Do you know who your competition is ...

NOT that junk from China.

do things differently because of that knowledge? 

Yes, but only slightly, pursuing the least chemicals in the hive that I can do.

Do you want to be on the NY Stock Exchange?

Don't have bees on Wall street.


Roland Diehnelt
Linden Apiary, Est. 1852


----------



## The Honey Householder (Nov 14, 2008)

Beekeeper or Businessman

OHIO'S LARGEST HONEY PRODUCER

I'm a second generation honey producer. My family has been in the business for over 40 years. I'ts always been an out of control hobby running 800-850 hives a year for honey production only. My avg. production is 155 lb per hive. I've bought all the comm. beekeepers out years ago in my area. My costomers are the beekeepers that can't produce enough to meet demand.

My biggest problem lately has been pricing. How high do you go??? The produce alway gets screwed.:ws Thats where the business man has to kick in. :banana:


----------



## Countryboy (Feb 15, 2009)

I've always heard that in today's world, the product you make/produce is not what will make or break you. It is the management decisions that will determine your business success.

My Aunt's ex-husband has a PhD in entomology, specializing in honeybees. He probably has forgotten more about bees than I know. He has taught at universities for years. He even tried being a small commercial beekeeper for 4 years in South Dakota - he bought a guy's operation running 400 hives. He only lasted for 4 years because he went belly up. You can be the best beekeeper in the world, but without business sense, you won't make it.

If you have business sense, it doesn't matter what business you get into - you will do all right.

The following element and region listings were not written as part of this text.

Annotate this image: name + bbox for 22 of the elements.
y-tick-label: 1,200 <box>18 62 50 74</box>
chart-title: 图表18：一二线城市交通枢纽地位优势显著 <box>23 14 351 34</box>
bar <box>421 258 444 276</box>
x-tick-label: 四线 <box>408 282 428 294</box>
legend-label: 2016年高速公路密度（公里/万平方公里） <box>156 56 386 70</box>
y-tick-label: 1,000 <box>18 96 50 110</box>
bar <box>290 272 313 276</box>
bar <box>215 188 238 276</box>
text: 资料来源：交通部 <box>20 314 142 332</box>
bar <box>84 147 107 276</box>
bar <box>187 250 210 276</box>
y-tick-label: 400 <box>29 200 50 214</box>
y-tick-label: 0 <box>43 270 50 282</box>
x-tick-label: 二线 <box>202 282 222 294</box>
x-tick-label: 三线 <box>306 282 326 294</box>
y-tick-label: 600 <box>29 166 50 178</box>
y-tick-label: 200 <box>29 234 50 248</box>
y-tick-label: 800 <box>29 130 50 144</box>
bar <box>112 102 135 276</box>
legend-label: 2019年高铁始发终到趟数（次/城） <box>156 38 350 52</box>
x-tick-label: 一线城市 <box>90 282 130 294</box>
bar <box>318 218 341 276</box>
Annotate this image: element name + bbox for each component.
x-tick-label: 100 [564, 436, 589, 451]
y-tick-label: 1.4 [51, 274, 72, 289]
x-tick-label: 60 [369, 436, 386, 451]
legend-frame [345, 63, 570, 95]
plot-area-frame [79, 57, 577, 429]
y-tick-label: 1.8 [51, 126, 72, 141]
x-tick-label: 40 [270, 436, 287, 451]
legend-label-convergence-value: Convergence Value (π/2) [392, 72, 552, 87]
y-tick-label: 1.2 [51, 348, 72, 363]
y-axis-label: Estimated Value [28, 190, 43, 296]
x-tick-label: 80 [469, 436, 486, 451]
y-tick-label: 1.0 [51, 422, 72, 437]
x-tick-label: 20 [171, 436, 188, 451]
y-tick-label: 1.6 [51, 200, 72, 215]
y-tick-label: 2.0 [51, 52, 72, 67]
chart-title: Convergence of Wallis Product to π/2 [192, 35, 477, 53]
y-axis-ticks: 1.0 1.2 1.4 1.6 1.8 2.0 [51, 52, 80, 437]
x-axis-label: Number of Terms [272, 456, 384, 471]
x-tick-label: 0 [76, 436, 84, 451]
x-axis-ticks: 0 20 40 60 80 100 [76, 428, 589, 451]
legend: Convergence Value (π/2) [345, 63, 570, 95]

I have no college education. I was raised poor, and developed a hunger to succeed. My background is in eBaying, grain farming, heirloom vegetable seed production, etc....and growing into beekeeping.


----------



## isensiman (May 18, 2010)

Perhaps the term BEEKEEPING makes our business sound like jokes to most "outsiders". To start accessing loan in my neck of the woods we now refer to ourselves as BEE-FARMERS instead, which in itself is a weird term since the bees does all the work.However whatever we chose to call ourselves,we will prevail.


----------



## honeyshack (Jan 6, 2008)

I think we need a balance of both. We would be unsuccessful if we did not.


----------